Doll acknowledged the overall positive equity performance this year challenges the idea that a recession is coming, but he noted that much of the gains were driven by AI-related stocks.

“The U.S. consumer will likely determine whether or not the economy enjoys a soft landing," Doll said in the most recent “Doll’s Deliberations” commentary, but “we are not optimistic.” We see “rising stock prices and upside economic surprises starting to unwind. The recessionary clock is indeed ticking.”

Further supporting his cautionary tale, Doll said U.S. economic growth is being supported by real wage growth and the prevalence of excess savings, both of which are likely to be fleeting. “Recent labor market data points to increasing odds that incrementally weaker labor demand will show up in the form of higher unemployment,” another factor that would precipitate a recession, he said.

In the meantime, advisors and their clients should make their equity choices by focusing on “earnings predictability, earnings persistence, companies’ good and growing cash flow, and reasonable valuations.”

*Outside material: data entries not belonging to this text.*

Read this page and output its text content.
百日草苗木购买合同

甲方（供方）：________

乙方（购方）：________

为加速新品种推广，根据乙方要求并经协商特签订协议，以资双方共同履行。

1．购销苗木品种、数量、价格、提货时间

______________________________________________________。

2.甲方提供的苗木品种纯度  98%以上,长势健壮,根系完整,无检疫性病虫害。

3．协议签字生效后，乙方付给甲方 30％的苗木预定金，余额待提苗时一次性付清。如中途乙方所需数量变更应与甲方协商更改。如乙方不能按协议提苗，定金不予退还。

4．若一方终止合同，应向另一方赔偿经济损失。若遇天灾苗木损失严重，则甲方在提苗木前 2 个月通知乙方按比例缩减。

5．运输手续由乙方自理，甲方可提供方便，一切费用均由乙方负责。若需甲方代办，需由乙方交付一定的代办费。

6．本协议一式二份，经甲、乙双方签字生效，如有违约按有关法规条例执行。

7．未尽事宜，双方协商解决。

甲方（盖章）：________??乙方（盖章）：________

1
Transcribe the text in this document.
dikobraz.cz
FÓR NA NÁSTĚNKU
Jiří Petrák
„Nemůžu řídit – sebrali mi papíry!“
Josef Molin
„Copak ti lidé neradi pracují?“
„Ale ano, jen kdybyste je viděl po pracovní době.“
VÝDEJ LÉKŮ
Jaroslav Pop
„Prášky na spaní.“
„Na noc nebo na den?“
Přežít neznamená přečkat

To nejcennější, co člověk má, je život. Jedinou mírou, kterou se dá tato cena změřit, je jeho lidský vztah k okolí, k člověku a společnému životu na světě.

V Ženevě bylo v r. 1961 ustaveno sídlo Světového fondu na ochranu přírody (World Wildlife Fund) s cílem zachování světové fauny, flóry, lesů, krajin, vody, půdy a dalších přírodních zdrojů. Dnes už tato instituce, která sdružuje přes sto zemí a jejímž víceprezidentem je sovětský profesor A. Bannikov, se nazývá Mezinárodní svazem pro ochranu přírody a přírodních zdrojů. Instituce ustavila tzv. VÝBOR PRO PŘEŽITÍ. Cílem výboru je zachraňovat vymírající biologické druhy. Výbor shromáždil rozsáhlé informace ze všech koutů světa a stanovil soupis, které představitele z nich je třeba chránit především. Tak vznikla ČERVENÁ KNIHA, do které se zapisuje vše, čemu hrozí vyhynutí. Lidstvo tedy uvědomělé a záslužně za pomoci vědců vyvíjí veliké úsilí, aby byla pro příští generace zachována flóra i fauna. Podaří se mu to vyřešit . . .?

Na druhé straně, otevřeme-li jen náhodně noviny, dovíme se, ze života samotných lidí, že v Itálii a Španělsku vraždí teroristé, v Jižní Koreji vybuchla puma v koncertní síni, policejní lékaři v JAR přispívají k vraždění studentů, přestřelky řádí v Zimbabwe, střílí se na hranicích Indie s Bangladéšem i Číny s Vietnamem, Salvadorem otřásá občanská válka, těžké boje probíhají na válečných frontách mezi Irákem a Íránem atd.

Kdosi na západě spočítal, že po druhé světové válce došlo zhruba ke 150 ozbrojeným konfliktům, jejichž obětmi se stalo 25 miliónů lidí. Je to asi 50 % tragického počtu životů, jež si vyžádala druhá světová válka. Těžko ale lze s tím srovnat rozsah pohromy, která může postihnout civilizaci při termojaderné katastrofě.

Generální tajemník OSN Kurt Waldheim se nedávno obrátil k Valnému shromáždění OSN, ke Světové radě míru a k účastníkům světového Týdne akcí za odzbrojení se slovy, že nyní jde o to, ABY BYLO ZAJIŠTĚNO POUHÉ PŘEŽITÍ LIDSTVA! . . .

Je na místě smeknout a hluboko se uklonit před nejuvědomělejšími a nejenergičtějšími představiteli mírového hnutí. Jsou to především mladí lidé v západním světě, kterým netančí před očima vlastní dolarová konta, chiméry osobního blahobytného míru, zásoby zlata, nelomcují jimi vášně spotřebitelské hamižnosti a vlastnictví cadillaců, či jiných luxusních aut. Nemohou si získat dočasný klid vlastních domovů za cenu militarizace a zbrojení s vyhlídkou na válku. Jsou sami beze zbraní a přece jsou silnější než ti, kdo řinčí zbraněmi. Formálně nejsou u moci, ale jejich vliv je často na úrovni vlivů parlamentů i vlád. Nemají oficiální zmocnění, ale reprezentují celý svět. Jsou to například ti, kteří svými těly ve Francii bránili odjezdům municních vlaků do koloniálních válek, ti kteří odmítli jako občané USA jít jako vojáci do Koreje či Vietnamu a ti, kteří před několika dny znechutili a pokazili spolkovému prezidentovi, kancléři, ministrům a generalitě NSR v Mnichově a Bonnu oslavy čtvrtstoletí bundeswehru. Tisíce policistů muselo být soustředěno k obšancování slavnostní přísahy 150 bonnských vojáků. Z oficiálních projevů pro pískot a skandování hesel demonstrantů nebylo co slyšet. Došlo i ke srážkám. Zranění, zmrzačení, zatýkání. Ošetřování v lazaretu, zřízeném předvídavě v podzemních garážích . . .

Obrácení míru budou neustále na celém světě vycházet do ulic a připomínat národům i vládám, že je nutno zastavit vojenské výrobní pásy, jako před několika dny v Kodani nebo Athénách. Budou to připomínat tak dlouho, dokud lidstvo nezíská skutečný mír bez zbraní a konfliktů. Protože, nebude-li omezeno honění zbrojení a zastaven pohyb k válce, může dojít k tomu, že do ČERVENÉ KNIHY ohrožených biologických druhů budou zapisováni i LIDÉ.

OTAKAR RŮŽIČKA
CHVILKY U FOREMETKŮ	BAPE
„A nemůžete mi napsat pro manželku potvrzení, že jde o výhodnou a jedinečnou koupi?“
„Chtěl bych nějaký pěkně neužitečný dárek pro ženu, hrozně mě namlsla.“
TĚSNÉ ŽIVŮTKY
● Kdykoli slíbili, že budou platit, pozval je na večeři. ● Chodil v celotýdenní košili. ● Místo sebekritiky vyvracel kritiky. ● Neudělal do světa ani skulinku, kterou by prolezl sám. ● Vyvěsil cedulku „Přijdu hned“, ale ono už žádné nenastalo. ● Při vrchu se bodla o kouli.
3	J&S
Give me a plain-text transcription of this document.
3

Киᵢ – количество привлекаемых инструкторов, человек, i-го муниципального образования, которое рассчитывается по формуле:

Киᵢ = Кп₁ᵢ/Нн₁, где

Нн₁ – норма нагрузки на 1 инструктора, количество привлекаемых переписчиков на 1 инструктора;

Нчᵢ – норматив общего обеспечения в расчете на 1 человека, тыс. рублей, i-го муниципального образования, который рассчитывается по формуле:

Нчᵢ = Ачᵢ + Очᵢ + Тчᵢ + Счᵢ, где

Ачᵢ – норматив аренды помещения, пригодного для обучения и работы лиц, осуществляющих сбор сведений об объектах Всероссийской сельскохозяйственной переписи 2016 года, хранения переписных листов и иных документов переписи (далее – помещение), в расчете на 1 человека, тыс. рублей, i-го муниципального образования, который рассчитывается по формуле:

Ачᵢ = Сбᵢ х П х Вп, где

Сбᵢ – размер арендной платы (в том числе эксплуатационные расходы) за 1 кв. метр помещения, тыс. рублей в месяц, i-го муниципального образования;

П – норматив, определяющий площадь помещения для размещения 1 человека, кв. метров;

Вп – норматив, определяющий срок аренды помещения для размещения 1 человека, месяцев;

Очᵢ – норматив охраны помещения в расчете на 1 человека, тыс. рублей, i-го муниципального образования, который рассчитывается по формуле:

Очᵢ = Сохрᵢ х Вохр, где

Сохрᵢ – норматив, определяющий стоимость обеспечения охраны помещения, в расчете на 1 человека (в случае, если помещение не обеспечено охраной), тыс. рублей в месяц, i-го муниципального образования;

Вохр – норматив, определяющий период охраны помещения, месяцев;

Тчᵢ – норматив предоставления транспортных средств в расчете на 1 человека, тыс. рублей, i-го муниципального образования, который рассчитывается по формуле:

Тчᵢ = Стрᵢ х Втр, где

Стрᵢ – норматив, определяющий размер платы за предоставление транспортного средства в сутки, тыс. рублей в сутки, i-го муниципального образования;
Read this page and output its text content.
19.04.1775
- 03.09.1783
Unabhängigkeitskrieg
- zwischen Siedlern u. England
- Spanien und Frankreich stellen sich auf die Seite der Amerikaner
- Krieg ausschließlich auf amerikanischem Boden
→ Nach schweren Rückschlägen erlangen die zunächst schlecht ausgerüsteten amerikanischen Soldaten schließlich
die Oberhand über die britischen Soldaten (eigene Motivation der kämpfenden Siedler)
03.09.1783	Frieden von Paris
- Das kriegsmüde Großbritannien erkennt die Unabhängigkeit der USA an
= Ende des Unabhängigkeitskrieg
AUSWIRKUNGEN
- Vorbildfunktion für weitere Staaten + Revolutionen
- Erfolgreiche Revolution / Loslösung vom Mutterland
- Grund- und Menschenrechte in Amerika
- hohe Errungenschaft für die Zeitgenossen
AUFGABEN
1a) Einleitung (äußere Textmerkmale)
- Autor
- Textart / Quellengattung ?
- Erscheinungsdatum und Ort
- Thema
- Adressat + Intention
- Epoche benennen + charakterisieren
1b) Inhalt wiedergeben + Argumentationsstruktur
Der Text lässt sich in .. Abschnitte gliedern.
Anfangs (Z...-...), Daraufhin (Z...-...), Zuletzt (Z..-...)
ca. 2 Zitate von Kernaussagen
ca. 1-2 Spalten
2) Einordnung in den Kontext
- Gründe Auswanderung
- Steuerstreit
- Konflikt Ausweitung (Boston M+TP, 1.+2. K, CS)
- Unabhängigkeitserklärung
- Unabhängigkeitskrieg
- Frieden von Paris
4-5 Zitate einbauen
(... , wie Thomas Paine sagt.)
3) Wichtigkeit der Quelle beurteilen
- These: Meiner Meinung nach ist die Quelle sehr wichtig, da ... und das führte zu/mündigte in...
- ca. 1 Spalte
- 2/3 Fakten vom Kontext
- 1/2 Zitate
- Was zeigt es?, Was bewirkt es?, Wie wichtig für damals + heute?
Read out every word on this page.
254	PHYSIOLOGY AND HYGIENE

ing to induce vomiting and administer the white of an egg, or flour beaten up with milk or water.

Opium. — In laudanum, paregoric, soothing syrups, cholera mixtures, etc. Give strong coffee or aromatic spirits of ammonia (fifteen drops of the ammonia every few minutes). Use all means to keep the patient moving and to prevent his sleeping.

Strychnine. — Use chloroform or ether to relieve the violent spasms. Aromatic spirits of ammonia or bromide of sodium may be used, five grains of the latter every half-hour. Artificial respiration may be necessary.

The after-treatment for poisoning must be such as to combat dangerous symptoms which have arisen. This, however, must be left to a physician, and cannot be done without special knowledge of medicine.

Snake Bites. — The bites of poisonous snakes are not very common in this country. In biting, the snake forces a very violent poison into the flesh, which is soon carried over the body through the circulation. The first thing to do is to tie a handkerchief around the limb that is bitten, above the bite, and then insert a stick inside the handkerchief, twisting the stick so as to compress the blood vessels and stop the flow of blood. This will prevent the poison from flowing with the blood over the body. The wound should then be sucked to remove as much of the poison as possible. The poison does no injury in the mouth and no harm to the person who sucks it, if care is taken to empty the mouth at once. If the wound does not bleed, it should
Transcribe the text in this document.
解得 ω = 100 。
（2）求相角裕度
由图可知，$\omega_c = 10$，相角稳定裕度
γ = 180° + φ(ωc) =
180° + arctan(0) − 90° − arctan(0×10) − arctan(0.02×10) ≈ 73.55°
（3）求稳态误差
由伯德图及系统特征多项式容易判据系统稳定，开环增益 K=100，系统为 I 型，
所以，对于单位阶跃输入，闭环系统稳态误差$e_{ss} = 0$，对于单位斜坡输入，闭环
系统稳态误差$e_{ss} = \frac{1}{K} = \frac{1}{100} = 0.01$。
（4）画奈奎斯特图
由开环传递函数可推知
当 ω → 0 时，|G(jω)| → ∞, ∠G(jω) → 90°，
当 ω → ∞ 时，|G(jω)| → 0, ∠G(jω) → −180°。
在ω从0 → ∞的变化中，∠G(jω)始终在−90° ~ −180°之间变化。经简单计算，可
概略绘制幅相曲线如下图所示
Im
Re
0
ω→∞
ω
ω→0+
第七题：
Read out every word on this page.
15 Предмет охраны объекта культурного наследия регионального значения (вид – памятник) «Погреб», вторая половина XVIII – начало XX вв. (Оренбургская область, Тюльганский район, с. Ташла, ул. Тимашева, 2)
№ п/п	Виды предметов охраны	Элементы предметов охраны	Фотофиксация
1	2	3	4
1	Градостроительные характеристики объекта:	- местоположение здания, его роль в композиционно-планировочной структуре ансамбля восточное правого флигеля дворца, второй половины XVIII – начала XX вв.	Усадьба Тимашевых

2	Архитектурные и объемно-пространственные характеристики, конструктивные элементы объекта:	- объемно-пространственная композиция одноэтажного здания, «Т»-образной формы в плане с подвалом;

On the quasi-positive side of the argument about a whether a recession is coming, Doll said Crossmark anticipates a recession would be mild because consumers and corporations have reasonably good balance sheets and banks are carrying few credit problems on their balance sheets.

At the same time, Doll said he anticipates the labor market to continue to deteriorate and the unemployment rate to rise. The bottom line at the end of the third quarter is that Crossmark expects the stock market to tread water for now, with the S&P 500 coming in at between 4200 and 4600, as it has done since June.